The slowdown in the real estate sector has cast a shadow on the development of malls and hence fewer multiplex options are available, indirectly affecting the multiplex industry. In the last couple of years, we have observed that developers have not been constructing malls as they feel that these are not economically viable and have longer gestation periods compared to residential properties, where prices rise rapidly.
Additionally, the recent growth of e-commerce in India has majorly impacted retail growth in shopping malls across India. With the delivery of many malls across the country being delayed by a couple of years, the industry has lost out on many additional multiplex screens, which could have garnered more revenue to the industry.
In this scenario, I believe that the process can be sped up by converting single screens into multi-screens or demolishing existing ones and making new cinemas across the country. This would be a quicker solution, whereas multiplexes can run shows throughout the day as it runs with a smaller capacity and better appeal. However, the new REITs policy being approved by the government can again fuel the growth of malls in India.
The Constitution of India puts cinematography both in the Union List and State List for different purposes. While the central government is given the authority to certify films for exhibition (Censor Board), the state government is given the authority to regulate cinema theatres, the norms governing them, admission fee in theatres, restriction on late nights shows, number of shows etc has become a major hindrance to the growth of the multiplex industry in India.
Being a multiplex owner, we have to deal with multiple authorities, which also vary from state to state, to get approvals for licensing processes.
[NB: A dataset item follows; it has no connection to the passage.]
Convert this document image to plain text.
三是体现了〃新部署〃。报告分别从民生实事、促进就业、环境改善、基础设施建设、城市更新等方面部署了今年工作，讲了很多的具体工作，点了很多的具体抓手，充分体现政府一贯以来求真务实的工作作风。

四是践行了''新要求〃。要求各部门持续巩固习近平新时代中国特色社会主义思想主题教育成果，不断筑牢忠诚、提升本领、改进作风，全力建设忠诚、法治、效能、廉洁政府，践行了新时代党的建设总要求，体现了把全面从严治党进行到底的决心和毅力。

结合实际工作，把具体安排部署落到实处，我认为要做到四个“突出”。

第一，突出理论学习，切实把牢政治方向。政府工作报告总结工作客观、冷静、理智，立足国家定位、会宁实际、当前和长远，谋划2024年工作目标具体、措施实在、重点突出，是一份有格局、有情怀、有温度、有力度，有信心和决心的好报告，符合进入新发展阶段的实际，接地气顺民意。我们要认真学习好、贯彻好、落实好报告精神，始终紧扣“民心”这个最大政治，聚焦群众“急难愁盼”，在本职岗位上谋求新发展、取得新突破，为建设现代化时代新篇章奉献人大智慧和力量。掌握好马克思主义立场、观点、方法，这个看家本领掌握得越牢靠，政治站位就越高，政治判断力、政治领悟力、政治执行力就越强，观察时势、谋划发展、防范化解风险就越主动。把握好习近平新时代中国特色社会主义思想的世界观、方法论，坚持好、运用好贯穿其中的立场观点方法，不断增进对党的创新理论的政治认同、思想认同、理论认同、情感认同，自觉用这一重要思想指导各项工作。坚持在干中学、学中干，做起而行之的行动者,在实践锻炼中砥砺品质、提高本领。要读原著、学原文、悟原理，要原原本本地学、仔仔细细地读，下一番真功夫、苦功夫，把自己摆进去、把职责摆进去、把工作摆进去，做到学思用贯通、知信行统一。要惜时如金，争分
In some of these states, the final license to run a cinema is issued by local authorities like the collector or commissioner. Also, in a few states like Maharashtra, the final cinema license is issued by the state government. In Andhra Pradesh, Telangana and Tamil Nadu, a government order is required for the number of shows and ticket pricing.
Over the last few years, profitability of single screen owners was unattainable as modern multiplex cinemas – with plush seats, better sound and viewing technology, a wide range of food on offer and better hygiene – became the venue of choice for upmarket cinemagoers. The single screens in the country are lagging far behind in offering such treats to our new generation. In my opinion, they may continue if they are able to upgrade to a more comfortable and luxurious experience.
A major concern is the lack of IT infrastructure to curb piracy. The industry has not been able to fully monetise its content due to rampant piracy as the government of India is not using its IT infrastructure to put an end to it. The government needs a robust legal ecosystem.
Technology is a double-edged sword and completely depends on the person using it. Technology has introduced new mediums to consume media and quality has also improved by leaps and bounds, eg, Dolby Atmos, laser projection and Imax. On the darker side, there’s piracy, which takes away a major chunk of revenue by allowing downloads of movies and music. With improved Internet speeds, it has become a menace.
The problem of piracy assumes different proportions in a country such as India with an area of 3.3 million sq km and a population of over 1 billion, speaking 22 different languages. It impacts all segments of the industry, especially films, music and television.
Most of the credible efforts to combat piracy have been initiated by industry bodies themselves. On the part of the government, lack of empowered officers for enforcement of anti-piracy law remains the key issue that is encouraging the menace of piracy. This, coupled with lengthy legal and arbitration processes are viewed as a deterrent to the crusade against pirates. We expect they should take more proactive measures to resolve this problem, which has a larger impact not only on the movie exhibition industry but also to the exchequer.
As mentioned earlier, we have to take permissions from so many authorities to get approvals to start our operations. Since there is no uniform law in India for movie exhibitors, the number of authorities varies from state to state, which takes up a lot of our time, resulting in business losses.
The emergence of multiplex screens in the last decade has dramatically changed the film exhibition space in the country, though there are still huge opportunities available for a rapid increase in the number of cinema screens in India. With this gradual growth story, the industry has also observed consolidation with a positive outlook along with the changing economic and social conditions of the country. Having said that, the industry is more keen on consolidation as it’s easier to merge or to acquire a movie exhibition company than to open a new cinema hall due to complex clearance processes in the country.
With acquisition, a company not only increases economy of scale but it also enables an enhanced penetration ratio. With this increased penetration, the company is able to generate more advertisement revenues. M&A also helps control operational costs as the core team of the organisation remains. On the other hand, M&A means merging two different technologies and cultural changes (as they may not follow the same technology and operational methods), which may raise concerns to manage a large format. Besides, single brand recall value also fades.